Unpredictable moments in the past have shattered the serenity of the campaign even when Clinton is riding high. At the rope line greeting voters in New York in early April, a Greenpeace activist asked Clinton when she was going to stop accepting money from fossil fuel interests. “I am so sick of the Sanders campaign lying about me,” she snapped on a video that went viral.
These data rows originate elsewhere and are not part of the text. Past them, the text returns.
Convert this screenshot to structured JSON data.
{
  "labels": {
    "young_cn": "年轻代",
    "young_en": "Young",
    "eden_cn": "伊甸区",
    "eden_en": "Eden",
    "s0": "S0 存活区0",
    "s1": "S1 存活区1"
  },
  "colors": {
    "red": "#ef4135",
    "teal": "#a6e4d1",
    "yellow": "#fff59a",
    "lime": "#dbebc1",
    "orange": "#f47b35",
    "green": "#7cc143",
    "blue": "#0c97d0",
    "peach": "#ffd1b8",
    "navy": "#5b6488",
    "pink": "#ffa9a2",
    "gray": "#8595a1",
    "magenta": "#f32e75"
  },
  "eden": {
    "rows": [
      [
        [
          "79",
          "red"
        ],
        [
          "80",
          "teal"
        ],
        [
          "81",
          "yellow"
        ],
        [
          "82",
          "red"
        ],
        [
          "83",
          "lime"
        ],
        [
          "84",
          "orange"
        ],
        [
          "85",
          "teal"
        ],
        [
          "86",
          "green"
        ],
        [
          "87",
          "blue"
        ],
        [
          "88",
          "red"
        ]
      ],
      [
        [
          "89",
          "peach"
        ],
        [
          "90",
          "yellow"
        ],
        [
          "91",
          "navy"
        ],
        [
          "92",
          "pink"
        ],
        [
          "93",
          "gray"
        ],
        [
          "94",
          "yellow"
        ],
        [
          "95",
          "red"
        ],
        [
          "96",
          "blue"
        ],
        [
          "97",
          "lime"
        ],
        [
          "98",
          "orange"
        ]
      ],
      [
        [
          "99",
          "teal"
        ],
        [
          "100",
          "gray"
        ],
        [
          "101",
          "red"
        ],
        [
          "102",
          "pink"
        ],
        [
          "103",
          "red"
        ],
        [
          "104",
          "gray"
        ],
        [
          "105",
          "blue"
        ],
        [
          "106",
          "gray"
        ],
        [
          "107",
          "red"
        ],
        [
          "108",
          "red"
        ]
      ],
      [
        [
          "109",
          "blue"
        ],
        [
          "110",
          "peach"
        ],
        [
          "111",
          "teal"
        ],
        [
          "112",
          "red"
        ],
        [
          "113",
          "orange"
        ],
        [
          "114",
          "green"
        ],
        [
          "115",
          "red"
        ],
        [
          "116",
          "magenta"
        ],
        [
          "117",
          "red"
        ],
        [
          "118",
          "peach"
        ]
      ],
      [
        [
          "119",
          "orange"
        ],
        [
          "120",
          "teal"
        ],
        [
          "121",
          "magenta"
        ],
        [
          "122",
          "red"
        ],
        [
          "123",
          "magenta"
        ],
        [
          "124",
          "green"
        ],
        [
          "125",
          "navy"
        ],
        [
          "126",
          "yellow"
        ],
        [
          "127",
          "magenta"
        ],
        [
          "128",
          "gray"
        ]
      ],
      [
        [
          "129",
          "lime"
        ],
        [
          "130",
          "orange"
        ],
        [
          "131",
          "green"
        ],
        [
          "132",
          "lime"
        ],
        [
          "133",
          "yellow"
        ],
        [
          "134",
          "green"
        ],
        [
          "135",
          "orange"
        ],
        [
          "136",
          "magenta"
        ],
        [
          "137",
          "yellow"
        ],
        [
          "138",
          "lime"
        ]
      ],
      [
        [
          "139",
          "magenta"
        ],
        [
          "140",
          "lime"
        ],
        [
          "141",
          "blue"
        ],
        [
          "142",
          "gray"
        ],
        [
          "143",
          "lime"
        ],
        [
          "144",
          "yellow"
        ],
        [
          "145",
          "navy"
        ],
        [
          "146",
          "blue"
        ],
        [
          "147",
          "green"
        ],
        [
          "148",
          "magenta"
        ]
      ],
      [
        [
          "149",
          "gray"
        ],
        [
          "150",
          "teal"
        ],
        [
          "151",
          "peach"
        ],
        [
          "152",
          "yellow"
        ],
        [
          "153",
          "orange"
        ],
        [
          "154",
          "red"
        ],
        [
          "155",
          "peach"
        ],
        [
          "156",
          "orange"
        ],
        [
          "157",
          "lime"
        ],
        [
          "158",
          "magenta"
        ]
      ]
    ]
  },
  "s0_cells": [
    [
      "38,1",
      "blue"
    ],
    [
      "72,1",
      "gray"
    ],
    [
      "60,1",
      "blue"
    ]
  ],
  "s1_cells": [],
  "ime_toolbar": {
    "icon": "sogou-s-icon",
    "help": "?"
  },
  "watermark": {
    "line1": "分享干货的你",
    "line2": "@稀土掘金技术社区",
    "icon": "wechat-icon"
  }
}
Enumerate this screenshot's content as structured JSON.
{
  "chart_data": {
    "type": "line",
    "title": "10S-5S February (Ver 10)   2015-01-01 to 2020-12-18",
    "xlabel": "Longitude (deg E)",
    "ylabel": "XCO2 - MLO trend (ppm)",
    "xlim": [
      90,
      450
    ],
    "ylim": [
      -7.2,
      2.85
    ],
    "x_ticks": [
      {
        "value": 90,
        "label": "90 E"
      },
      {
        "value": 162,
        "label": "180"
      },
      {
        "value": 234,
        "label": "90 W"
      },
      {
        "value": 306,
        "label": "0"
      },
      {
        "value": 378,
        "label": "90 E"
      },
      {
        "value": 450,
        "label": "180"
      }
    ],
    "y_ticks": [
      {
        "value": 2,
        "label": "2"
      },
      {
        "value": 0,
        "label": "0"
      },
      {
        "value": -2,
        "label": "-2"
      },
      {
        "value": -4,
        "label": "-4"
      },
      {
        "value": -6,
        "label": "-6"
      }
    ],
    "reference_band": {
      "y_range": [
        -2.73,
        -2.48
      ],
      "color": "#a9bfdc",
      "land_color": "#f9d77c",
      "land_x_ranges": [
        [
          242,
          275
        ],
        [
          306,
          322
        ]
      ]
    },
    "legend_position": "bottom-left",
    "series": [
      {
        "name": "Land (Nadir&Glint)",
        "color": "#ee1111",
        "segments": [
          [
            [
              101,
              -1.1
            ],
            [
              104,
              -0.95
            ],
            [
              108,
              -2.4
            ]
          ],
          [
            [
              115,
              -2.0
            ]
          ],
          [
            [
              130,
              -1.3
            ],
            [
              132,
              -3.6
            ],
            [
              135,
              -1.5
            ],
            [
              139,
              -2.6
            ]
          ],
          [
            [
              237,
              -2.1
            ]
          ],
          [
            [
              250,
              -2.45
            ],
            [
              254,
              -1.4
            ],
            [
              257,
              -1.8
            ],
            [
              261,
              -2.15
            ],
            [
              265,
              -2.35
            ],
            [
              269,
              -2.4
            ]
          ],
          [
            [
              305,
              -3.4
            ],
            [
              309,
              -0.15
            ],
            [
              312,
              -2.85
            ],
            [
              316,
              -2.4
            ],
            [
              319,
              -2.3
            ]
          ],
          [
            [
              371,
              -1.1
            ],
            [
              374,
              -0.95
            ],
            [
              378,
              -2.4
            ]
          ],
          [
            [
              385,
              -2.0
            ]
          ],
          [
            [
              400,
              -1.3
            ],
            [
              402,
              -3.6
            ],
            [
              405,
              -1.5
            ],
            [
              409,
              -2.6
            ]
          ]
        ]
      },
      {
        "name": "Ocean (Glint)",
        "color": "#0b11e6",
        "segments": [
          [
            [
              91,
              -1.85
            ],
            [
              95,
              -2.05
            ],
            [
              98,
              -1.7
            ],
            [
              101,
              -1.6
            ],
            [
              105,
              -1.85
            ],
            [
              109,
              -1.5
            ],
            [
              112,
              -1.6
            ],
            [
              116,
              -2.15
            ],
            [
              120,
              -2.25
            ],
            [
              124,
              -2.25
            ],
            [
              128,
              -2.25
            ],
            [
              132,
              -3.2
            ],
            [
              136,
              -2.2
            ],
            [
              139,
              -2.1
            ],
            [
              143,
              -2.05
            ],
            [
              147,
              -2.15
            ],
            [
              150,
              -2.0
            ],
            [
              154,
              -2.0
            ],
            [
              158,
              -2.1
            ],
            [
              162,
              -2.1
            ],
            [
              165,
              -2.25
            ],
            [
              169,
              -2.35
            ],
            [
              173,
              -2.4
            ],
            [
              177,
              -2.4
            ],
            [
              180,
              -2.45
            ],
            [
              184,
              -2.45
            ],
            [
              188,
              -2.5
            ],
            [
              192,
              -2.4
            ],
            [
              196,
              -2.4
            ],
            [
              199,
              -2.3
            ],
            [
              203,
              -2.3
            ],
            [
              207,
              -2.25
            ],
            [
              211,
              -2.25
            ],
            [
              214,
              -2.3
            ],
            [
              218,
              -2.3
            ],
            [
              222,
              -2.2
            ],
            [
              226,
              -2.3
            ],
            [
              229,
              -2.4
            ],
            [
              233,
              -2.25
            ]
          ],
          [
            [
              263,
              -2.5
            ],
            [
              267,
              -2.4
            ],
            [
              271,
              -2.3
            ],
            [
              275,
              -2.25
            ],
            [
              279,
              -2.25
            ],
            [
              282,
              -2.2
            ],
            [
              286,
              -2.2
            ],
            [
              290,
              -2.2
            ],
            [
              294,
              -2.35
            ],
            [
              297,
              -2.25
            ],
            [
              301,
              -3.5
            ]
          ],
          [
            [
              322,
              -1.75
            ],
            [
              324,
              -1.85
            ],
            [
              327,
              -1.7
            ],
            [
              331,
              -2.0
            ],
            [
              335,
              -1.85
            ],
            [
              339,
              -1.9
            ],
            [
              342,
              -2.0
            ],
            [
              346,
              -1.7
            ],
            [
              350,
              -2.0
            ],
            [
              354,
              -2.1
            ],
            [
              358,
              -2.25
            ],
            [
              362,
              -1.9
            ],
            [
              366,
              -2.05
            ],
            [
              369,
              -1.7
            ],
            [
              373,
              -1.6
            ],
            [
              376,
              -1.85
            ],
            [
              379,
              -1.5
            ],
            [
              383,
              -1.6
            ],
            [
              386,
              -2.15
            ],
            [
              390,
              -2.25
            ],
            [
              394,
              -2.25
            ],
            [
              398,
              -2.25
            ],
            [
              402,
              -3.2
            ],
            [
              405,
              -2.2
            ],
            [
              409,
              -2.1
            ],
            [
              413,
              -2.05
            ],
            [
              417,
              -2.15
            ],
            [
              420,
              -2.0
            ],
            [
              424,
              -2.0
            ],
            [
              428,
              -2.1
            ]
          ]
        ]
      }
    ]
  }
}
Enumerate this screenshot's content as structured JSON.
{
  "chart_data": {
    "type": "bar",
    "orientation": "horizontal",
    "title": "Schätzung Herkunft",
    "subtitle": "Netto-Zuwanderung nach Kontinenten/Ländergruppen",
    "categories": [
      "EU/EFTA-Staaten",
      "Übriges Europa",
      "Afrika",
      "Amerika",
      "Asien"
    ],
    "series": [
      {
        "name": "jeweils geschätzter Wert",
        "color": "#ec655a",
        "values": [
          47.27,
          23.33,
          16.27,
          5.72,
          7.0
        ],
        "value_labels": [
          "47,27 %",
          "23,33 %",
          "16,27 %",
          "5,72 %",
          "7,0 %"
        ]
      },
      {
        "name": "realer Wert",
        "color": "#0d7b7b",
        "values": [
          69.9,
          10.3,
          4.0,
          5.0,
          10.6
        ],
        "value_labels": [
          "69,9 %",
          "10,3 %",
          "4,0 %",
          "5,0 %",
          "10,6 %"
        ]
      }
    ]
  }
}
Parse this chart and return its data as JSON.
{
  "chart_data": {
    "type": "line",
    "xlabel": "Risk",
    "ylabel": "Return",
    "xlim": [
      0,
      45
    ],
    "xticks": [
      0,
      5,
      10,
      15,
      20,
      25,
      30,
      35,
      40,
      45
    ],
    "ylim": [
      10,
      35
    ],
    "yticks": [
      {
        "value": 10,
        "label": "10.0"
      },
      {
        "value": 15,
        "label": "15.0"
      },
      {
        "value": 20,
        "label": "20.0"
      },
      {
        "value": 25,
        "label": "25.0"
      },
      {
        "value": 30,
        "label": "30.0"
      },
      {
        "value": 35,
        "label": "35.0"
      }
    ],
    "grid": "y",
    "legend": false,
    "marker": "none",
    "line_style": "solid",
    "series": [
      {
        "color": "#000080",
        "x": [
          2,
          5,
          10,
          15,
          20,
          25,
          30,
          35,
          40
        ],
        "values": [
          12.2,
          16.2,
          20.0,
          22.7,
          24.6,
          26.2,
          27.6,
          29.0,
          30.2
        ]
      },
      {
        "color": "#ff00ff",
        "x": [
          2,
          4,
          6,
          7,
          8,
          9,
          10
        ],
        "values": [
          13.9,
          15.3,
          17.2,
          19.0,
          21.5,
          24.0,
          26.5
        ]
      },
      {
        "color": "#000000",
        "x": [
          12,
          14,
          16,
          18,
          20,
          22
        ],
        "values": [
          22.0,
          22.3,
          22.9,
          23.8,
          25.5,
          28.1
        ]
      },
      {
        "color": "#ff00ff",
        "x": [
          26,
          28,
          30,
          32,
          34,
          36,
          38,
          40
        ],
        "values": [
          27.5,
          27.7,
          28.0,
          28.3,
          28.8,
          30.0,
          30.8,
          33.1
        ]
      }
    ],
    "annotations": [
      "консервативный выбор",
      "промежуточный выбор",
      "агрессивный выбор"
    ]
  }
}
Clinton’s encounters with the press are often riskier. She was widely panned for saying during an interview with Fox News’ Chris Wallace last month that FBI Director James Comey had validated her public comments, when he had not. When she sought to clarify the remarks later at a meeting with black and Latino journalists, she said she “short-circuited” her answer, and meant to refer to her private interview with the FBI.
Even as she tends to avoids reporters, she has continued to pay homage to their task. “I am delighted to thank you for the important work you do every day, and now more than ever we need you to keep holding leaders and candidates accountable,” Clinton said earlier this month to a gathering of black and Latino journalists. “You help us see ourselves whole.”
She also continues to maintain that she loves the unpredictability of her days. In last week’s “With Her” podcast with her friendly interviewer—who is on the campaign’s payroll—a relaxed-sounding Clinton maintained that she takes something away from all the voters she meets.
“If you open yourself up to it, you can learn something new every day,” she said.